Q: Why didn’t the pilots just stop using the trim and fly the airplane manually?
A: The cockpit voice recorder shows the captain repeatedly tried to use nose-up trim inputs, which actually made the nose-down tendency worse. At low altitude immediately after takeoff, with high power settings and the gear still down, the CV-580 would have required significant back pressure to maintain level flight. The reversed trim was actively fighting their control inputs, and the crew became focused on troubleshooting rather than simply abandoning the trim system and flying on primary controls alone.
Q: What should pilots look for during post-maintenance preflight inspections?
A: When flight controls have been worked on, pilots should physically trace control cable routing where visible, check for proper control surface movement and feel, and verify trim operation during taxi if possible. The maintenance briefing should detail exactly what was done, and pilots should ask specific questions about any control system work. If extensive control rigging was performed, some operators require a maintenance test pilot to conduct the first flight.
Q: Could this type of maintenance error happen with modern aircraft?
A: While newer aircraft often have different flight control architectures, any airplane with cable-actuated controls faces similar risks during maintenance.

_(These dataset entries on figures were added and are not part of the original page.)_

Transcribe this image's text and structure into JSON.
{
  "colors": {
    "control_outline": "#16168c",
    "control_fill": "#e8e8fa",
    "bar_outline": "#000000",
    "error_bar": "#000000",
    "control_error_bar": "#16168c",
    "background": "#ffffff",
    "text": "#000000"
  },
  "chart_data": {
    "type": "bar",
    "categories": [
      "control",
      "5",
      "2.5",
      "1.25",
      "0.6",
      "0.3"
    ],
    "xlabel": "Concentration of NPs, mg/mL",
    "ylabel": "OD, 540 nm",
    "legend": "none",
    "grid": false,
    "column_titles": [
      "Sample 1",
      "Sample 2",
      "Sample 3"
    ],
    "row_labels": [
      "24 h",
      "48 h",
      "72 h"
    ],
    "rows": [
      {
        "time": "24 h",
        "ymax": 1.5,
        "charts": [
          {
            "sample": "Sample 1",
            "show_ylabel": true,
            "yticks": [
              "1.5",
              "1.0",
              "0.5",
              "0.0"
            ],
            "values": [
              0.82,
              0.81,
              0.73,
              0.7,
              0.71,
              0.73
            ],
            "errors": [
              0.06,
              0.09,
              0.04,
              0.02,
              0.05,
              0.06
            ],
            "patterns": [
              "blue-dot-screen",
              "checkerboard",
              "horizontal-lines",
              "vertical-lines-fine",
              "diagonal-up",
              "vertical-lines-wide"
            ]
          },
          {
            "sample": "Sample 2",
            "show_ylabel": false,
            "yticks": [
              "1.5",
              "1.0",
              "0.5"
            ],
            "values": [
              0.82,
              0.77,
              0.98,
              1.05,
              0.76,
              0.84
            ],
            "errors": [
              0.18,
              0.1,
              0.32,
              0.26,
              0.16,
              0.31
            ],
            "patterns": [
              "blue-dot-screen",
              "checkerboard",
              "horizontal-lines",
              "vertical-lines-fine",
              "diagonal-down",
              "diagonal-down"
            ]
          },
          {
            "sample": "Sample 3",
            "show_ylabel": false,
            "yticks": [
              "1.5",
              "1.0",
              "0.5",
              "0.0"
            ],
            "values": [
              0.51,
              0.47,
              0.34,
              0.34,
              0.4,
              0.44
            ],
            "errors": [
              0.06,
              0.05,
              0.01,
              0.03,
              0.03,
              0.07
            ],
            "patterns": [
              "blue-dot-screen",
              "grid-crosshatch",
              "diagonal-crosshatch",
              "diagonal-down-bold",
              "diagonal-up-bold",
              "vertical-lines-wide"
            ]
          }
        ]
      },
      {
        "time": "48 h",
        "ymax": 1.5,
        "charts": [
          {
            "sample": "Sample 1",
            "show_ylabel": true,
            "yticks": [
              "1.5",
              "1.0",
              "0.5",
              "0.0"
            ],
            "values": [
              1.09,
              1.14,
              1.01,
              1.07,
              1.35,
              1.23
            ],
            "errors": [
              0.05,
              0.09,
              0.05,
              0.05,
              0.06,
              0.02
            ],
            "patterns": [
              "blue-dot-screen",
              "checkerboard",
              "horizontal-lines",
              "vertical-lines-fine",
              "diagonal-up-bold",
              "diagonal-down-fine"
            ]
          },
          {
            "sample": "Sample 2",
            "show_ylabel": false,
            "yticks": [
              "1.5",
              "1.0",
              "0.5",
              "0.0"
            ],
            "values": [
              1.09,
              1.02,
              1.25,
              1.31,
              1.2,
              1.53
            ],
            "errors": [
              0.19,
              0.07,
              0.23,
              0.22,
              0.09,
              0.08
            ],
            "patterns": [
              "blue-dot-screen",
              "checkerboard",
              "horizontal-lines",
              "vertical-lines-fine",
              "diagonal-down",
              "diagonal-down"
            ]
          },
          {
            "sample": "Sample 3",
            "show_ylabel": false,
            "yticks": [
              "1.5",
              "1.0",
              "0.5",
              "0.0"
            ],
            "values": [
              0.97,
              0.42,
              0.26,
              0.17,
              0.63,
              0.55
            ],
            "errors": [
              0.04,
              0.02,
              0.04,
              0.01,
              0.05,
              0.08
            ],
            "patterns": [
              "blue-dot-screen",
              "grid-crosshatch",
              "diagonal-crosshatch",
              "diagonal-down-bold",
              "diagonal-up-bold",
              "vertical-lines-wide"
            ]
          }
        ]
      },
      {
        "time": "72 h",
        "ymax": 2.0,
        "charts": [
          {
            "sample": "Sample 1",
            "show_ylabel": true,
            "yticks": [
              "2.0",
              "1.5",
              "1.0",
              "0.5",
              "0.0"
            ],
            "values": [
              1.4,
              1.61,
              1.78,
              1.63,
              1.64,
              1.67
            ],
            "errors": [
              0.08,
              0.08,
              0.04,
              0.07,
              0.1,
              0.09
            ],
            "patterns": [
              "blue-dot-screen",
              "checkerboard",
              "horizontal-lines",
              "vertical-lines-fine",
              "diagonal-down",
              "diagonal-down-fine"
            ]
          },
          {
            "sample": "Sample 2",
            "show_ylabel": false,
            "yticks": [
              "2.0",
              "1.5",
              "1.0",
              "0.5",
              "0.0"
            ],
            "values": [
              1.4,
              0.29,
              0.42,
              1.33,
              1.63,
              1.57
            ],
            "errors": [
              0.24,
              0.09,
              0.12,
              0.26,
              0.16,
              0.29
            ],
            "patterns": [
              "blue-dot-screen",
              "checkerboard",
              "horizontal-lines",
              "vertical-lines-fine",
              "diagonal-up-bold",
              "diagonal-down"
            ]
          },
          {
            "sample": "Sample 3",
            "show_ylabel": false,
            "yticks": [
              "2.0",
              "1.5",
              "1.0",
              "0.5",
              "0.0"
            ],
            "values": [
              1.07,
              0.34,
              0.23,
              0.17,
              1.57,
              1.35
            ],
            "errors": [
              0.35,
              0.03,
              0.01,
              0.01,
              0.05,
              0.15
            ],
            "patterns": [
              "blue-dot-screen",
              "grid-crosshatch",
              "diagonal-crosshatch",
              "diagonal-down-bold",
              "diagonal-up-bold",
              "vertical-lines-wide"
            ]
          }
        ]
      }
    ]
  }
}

The key protection is the inspection process—qualified inspectors must verify control rigging before aircraft return to service. Some operators now use digital photos or video to document cable routing during disassembly to ensure correct reassembly.
Q: Why were pilots still in training conducting an operational flight?
A: The NTSB noted that both the first officer and observer had completed only 28.5 of 63 required training hours and hadn’t finished basic aircraft systems training. While the flight was conducted for training purposes with an experienced check airman, Air Tahoma’s own manual stated personnel should complete lower training levels before advancing. This suggests a deviation from their established training progression policy.